Keywords: HPV38; HPV8; beta-human papillomavirus; epidermodysplasia verruciformis; gene expression.

FIG 1

(A) qPCR analysis of HPV8 or HPV38 wt genome transfected into NHK after 3, 6, and 9 days p.t. of NHK. PGK1 was used as a reference transcript. Data are derived from four independent experiments using cells from different donors. (B) Transcript maps of HPV8 and HPV38. The genome is represented in a linear fashion. Shown are the upstream regulatory region (URR), the early genes (E1 to E8) and the late genes L1 and L2. Nucleotide positions in the table refer to the last exon nucleotide for splice donors (D) and the first exon nucleotide for splice acceptors (A). Transcripts identified by qPCR and sequencing are indicated as gray bars. The putative extension of these transcripts to the early polyadenylation site is indicated by dashed lines. (C) Nucleotide positions of splice donors and acceptors of HPV8 and 38. The positions of splice donors refer to the last nucleotide in the exon and of splice acceptors to the first nucleotide of the exon.

FIG 2

qPCR analyses of spliced HPV8 transcripts expressed 3, 6, and 9 days p.t. of NHK with HPV8 wt E1⁻, E2⁻, E6⁻, E7⁻, or E8⁻ genomes. PGK1 was used as a reference transcript. Experiment was repeated four times independently with cells from different donors. Error bars indicate the standard error of the mean (SEM). Statistical significance was determined using a ratio-paired t test using the wt as a reference (*, P < 0.05; **, P < 0.01).

FIG 3

(A) Southern blot analysis of low-molecular weight DNA, harvested 6 days p.t. of NHK transiently transfected with HPV38 wt and E8⁻ genomes. The DNA was digested with DpnI to remove nonreplicated input DNA and the single-cutter Eco105I to linearize the viral genome. As a marker (M), 100 pg linearized HPV38 genome was used. The arrow indicates the position of replicated genomes. (B) qPCR analyses of spliced HPV38 transcripts expressed 3, 6, and 9 days p.t. of NHK with HPV38 wt E1⁻, E2⁻, E6⁻, E7⁻, or E8⁻ genomes. PGK1 was used as a reference transcript. The experiment was repeated four times independently using cells from different donors.

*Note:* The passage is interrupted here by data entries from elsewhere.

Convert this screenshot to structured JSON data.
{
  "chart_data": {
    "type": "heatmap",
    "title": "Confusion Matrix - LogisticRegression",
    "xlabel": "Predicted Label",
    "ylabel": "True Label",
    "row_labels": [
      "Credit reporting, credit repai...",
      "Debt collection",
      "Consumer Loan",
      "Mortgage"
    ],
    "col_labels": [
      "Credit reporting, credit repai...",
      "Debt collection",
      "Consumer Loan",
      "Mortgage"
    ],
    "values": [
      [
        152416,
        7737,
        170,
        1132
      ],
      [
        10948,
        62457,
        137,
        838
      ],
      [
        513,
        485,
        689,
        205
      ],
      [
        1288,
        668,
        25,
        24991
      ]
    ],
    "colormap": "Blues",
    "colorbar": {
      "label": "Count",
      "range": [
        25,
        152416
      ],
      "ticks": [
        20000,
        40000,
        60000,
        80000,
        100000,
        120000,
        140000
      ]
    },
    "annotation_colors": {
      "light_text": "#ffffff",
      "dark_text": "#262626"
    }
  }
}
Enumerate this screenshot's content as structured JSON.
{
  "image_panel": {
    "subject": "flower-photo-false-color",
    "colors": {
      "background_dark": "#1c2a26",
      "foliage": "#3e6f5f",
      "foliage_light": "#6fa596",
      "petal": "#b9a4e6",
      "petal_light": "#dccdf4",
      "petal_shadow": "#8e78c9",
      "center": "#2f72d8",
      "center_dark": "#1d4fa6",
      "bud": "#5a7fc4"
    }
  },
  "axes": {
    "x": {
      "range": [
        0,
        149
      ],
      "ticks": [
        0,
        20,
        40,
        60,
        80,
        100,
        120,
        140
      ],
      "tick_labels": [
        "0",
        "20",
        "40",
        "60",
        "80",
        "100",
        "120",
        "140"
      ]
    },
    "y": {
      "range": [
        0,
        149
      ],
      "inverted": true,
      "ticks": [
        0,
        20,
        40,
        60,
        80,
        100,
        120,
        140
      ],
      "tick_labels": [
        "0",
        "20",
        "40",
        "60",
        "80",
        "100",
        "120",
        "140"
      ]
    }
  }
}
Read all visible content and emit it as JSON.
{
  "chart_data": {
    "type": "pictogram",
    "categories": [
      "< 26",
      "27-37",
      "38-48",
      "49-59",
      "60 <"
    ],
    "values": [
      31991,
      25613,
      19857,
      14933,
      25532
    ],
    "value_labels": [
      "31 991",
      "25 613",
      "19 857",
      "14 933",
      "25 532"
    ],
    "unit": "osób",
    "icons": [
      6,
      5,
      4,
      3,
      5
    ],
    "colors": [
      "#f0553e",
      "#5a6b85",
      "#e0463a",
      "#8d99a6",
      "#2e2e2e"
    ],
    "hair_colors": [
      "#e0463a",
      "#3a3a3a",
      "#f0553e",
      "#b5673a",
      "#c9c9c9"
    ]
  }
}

Errors bars indicate the SEM. Statistical significance was determined using a ratio-paired t test using the wt as a reference (*, P < 0.05; **, P < 0.01; ***, P < 0.001).

FIG 4

(A) qPCR analysis of HPV8 and HPV38 E6 and E7 transcripts in polyA-enriched RNA in NHK from four different donors transfected independently (3, 6, and 9 days) with wt or E8- genomes. Error bars indicate the SEM. PGK1 was used as a reference transcript. Statistical significance was determined using a ratio-paired t test using the wt as a reference (*, P < 0.05; **, P < 0.01; ***, P < 0.001). (B) Comparison of qPCR analyses of HPV8, 38, and 49 E6 and E7 transcripts in polyA-enriched RNA from NHK transfected with E8⁻ genomes. PGK1 was used as a reference transcript. Error bars indicate the SEM.

FIG 5

qPCR analysis of organotypic raft cultures (3D) consisting of NHK transiently transfected with HPV16, HPV8, or HPV38 wt genomes and corresponding monolayer cells (2D). Data are derived from three (HPV16), five (HPV38), or six (HPV8) independent transfections using cells from different donors. PGK1 was used as a reference transcript. In addition to the viral transcripts, the keratinocyte differentiation marker KRT10 (keratin 10) was determined and is expressed relative to cells maintained in monolayer (2D) culture. Statistical significance was determined using a ratio-paired t test using monolayer cultures as a reference (*, P < 0.05; **, P < 0.01).

FIG 6

(A) H&E staining of the paraffin-embedded lesion (right) is a zoom-in of the image on the left. The arrow indicates a cell in the apical stratum spinosum with EV-typical cytopathic effect. Scale bars are as follows: (left) 500 μm, (right) 100 μm. (B) qPCR analysis of RNA from a HPV8-positive lesion of an EV patient. PGK1 was used as a reference transcript.